Dalam hatinya Jatmika merasa khawatir. Bagaimana mungkin dia dapat menemukan orang tua gadis ini yang tidak diketahui namanya, bahkan wajahnya pun tidak dikenal oleh Eulis sendiri? Lagi pula ada satu hal lain yang merisaukan hatinya. Siapa tahu gadis yang telah menjatuhkan hatinya ini sudah memiliki suami atau calon suami!

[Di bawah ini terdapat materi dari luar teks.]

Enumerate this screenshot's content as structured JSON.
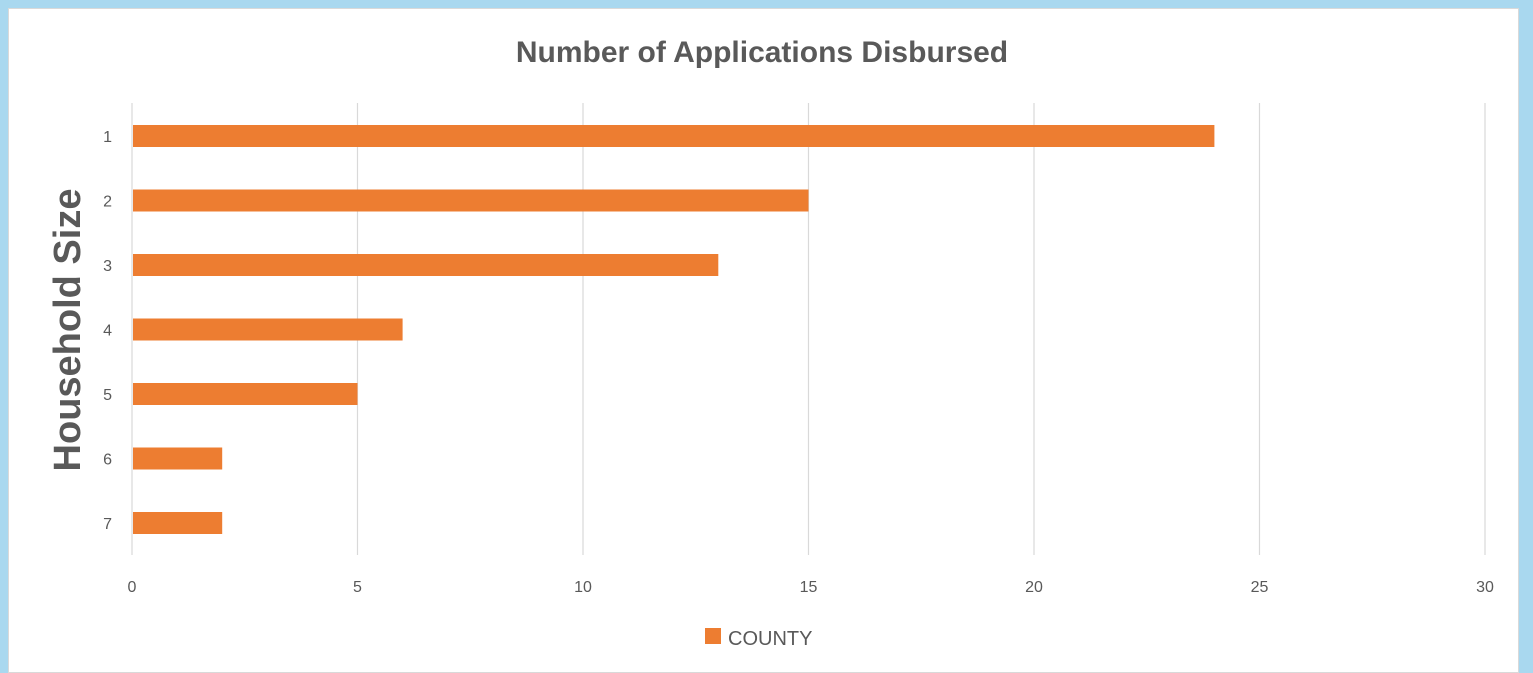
{
  "colors": {
    "background": "#a9d8ef",
    "bar": "#ed7d31",
    "grid": "#d9d9d9",
    "text": "#595959"
  },
  "chart_data": {
    "type": "bar",
    "orientation": "horizontal",
    "title": "Number of Applications Disbursed",
    "ylabel": "Household Size",
    "xlabel": "",
    "categories": [
      "1",
      "2",
      "3",
      "4",
      "5",
      "6",
      "7"
    ],
    "series": [
      {
        "name": "COUNTY",
        "values": [
          24,
          15,
          13,
          6,
          5,
          2,
          2
        ]
      }
    ],
    "xlim": [
      0,
      30
    ],
    "xticks": [
      "0",
      "5",
      "10",
      "15",
      "20",
      "25",
      "30"
    ],
    "grid": true,
    "legend_position": "bottom"
  }
}
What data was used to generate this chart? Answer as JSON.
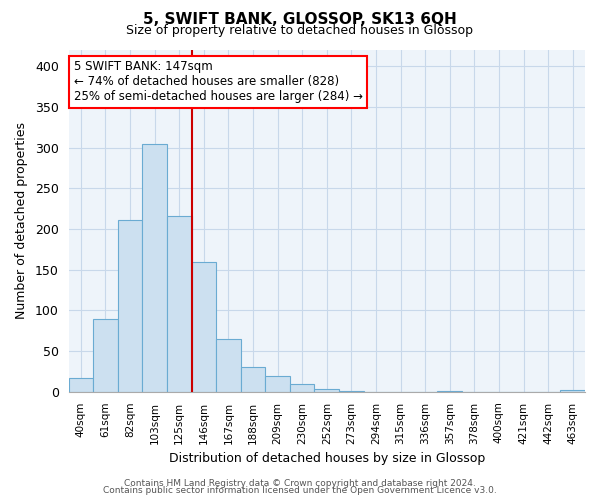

Sesudah berpamit kepada Ki Lurah sekeluarga serta mengucapkan banyak terima kasih, Jatmika dan Eulis lalu meninggalkan dusun itu, melakukan perjalanan ke barat.....

********************

Ketika Aji memasuki kadipaten Cirebon, dia melihat keadaan kota itu ramai dan makmur, seperti keadaan kota-kota pesisir pada waktu itu. Perdagangan agak ramai di kota Cirebon dan terdapat toko-toko bangsa Cina yang menjual berbagai barang yang tidak tedapat di pedalaman.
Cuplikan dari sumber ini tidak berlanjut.